1932 Follow-up effort organized into study of 399 men with syphilis and 201 without.  The men would be given periodic physical assessments and told they were being treated.  Motin agrees to support study if "Tuskegee Institute gets its full share of the credit" and black professionals are involved (Dr. Dibble and Nurse Rivers are assigned to study).

1934 First papers suggest health effects of untreated syphilis.

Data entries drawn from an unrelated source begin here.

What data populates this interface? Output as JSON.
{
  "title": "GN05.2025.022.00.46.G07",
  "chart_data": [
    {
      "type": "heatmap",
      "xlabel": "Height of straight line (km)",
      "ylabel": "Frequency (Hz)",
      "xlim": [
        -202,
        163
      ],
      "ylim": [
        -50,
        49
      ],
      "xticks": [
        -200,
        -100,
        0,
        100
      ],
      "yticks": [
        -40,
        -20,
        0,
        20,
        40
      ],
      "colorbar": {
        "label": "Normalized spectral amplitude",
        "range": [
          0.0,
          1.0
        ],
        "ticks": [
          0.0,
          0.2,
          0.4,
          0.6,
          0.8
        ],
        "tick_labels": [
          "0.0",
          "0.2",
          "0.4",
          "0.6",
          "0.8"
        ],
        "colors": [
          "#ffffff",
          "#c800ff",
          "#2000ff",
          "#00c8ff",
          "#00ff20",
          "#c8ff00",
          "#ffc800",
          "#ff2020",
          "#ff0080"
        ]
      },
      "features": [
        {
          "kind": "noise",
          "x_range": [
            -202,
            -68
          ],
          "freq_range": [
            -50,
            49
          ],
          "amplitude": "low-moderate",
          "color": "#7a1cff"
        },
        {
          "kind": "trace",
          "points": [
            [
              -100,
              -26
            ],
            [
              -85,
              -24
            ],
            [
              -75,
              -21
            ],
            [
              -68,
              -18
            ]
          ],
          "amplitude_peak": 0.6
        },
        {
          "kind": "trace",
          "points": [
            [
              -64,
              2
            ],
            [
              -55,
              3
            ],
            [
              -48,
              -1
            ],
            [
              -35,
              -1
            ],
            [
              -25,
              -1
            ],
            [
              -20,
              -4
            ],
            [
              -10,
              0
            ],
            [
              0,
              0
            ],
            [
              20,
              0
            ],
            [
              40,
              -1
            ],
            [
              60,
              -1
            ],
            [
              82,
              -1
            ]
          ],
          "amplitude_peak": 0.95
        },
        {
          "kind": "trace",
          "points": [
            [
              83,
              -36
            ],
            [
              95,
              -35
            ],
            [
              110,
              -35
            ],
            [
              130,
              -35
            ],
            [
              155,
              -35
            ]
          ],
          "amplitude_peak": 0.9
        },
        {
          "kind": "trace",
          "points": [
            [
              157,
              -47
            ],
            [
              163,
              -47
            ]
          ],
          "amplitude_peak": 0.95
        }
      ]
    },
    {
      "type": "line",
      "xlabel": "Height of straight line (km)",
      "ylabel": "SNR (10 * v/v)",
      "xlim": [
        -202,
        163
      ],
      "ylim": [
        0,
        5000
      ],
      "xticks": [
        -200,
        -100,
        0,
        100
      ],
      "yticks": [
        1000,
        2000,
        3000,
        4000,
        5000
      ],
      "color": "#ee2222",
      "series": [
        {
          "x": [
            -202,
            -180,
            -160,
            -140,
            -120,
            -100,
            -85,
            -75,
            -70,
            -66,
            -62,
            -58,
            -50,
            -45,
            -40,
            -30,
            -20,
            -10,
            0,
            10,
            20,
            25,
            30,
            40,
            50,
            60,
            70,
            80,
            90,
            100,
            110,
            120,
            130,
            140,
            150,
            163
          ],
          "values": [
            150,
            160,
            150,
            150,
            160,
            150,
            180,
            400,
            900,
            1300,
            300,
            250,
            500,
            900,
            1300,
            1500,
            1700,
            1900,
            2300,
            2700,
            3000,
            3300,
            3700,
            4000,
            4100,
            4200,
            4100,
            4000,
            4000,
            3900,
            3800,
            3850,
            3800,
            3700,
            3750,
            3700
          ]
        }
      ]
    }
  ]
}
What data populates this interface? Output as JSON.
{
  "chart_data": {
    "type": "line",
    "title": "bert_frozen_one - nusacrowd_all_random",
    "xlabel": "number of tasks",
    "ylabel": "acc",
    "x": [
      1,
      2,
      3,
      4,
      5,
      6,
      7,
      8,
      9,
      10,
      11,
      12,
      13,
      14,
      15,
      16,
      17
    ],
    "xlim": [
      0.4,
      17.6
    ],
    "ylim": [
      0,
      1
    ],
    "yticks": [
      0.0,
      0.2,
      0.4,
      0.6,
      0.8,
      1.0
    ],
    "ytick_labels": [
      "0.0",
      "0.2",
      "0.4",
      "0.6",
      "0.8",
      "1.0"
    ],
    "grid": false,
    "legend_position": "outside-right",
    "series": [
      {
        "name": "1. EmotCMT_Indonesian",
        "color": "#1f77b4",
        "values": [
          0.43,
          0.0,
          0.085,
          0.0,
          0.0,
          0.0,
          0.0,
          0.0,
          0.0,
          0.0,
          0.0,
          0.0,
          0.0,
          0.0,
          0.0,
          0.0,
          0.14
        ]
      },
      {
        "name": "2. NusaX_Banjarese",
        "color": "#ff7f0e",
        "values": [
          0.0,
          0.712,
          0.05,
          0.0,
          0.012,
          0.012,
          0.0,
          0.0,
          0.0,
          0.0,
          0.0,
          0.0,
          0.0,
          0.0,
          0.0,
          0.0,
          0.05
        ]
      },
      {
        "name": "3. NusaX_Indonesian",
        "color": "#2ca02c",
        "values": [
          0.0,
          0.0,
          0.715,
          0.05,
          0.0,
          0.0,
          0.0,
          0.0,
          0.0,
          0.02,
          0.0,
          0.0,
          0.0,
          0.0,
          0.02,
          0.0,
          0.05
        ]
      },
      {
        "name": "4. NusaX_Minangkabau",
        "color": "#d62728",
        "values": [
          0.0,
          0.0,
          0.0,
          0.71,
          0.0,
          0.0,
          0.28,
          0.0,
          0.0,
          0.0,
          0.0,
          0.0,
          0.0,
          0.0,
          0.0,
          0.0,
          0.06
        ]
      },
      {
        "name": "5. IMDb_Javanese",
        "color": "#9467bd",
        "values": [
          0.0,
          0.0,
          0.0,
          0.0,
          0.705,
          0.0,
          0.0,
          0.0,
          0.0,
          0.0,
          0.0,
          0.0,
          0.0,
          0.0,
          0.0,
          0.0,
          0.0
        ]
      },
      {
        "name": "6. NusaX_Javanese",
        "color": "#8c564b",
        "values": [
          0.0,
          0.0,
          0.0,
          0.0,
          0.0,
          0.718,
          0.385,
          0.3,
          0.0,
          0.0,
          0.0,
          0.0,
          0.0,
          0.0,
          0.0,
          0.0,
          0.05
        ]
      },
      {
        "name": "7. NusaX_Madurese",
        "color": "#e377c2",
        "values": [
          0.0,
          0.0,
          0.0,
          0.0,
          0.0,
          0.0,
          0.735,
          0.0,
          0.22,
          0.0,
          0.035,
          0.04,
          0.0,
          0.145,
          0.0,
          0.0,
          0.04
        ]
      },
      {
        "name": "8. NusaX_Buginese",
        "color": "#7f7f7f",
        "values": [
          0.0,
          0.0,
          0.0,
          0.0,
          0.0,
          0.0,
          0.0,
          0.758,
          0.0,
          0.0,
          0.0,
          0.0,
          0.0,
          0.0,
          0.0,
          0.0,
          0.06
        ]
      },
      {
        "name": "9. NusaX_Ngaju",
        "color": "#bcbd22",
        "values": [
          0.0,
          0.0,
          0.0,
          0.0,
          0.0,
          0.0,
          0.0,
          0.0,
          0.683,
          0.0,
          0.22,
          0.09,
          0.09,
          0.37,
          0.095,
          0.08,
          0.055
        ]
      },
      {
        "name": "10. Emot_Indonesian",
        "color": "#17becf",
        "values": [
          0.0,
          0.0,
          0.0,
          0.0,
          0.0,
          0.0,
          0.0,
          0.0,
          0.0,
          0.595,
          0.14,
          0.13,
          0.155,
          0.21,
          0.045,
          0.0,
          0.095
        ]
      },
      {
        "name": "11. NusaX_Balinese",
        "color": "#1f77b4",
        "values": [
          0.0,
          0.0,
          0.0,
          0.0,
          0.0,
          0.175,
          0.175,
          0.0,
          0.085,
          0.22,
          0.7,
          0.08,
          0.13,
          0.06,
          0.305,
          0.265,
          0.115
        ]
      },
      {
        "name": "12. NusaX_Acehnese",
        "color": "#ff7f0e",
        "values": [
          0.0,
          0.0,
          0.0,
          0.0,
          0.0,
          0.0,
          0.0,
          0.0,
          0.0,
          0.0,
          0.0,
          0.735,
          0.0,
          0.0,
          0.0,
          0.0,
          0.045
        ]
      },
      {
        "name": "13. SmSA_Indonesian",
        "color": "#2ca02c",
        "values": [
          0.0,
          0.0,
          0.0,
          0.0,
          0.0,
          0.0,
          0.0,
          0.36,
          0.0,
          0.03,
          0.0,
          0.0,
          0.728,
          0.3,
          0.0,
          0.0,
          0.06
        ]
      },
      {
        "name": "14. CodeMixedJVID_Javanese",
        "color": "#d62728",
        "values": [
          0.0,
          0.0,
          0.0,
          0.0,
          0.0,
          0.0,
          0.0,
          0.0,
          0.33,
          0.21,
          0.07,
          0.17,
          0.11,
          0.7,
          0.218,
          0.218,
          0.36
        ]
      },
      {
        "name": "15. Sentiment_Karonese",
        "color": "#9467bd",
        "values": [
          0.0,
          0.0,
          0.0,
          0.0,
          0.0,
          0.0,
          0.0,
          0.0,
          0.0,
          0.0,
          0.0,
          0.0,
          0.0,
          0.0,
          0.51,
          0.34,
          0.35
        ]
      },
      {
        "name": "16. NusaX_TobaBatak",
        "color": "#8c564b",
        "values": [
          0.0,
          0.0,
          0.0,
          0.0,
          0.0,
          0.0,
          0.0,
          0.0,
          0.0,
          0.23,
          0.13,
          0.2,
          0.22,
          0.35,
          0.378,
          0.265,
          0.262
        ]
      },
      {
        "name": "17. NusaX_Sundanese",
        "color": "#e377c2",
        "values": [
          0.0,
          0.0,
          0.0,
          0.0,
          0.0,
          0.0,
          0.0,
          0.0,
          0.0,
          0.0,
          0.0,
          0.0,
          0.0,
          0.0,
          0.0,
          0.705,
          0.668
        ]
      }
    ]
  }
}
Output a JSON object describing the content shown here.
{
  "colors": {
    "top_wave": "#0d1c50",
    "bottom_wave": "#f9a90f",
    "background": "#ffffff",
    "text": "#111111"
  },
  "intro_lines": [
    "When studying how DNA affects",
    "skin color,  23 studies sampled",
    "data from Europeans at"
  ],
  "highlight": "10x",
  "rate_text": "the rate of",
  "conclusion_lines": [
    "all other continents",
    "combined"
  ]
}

1936 Major paper published.  Study criticized because it is not known if men are being treated.  Local physicians asked to assist with study and not to treat men.  Decision was made to follow the men until death.

1940 Efforts made to hinder men from getting treatment ordered under the military draft effort.

1945 Penicillin accepted as treatment of choice for syphilis.

1947 USPHS establishes "Rapid Treatment Centers" to treat syphilis; men in study are not treated, but syphilis declines.

1962 Beginning in 1947, 127 black medical students are rotated through unit doing the study.

1968 Concern raised about ethics of study by Peter Buxtun and others.

1969 CDC reaffirms need for study and gains local medical societies' support (AMA and NMA chapters officially support continuation of study).

1972 First news articles condemn studies.

1972 Study ends.

1973 Congress holds hearings and a class-action lawsuit is filed on behalf of the study participants.

1974 A $10 million out-of-court settlement is reached and the U.S. government promised to give lifetime medical benefits and burial services to all living participants.  The Tuskegee Health Benefit Program (THBP) was established to provide these services.

1975 Wives, widows and offspring were added to the program.

1995 The program was expanded to include health as well as medical benefits.

1997 On May 16th President Clinton apologizes on behalf of the Nation.

1999 Tuskegee University National Center for Bioethics in Research and Health Care hosts 1st Annual Commemoration of the Presidential Apology.

2001 President's Council on Bioethics was established.

2004 CDC funds 10 million dollar cooperative agreement to continue work at Tuskegee University National Center for Bioethics in Research and Health Care.

2004 The last U.S. Public Health Service Syphilis Study at Tuskegee participant dies on January 16.

2006 Tuskegee University holds formal opening of Bioethics Center.

2007 CDC hosts Commemorating and Transforming the Legacy of the United States Public Health Service (USPHS) Syphilis Study at Tuskegee.

2009 The last widow receiving THBP benefits dies on January 27.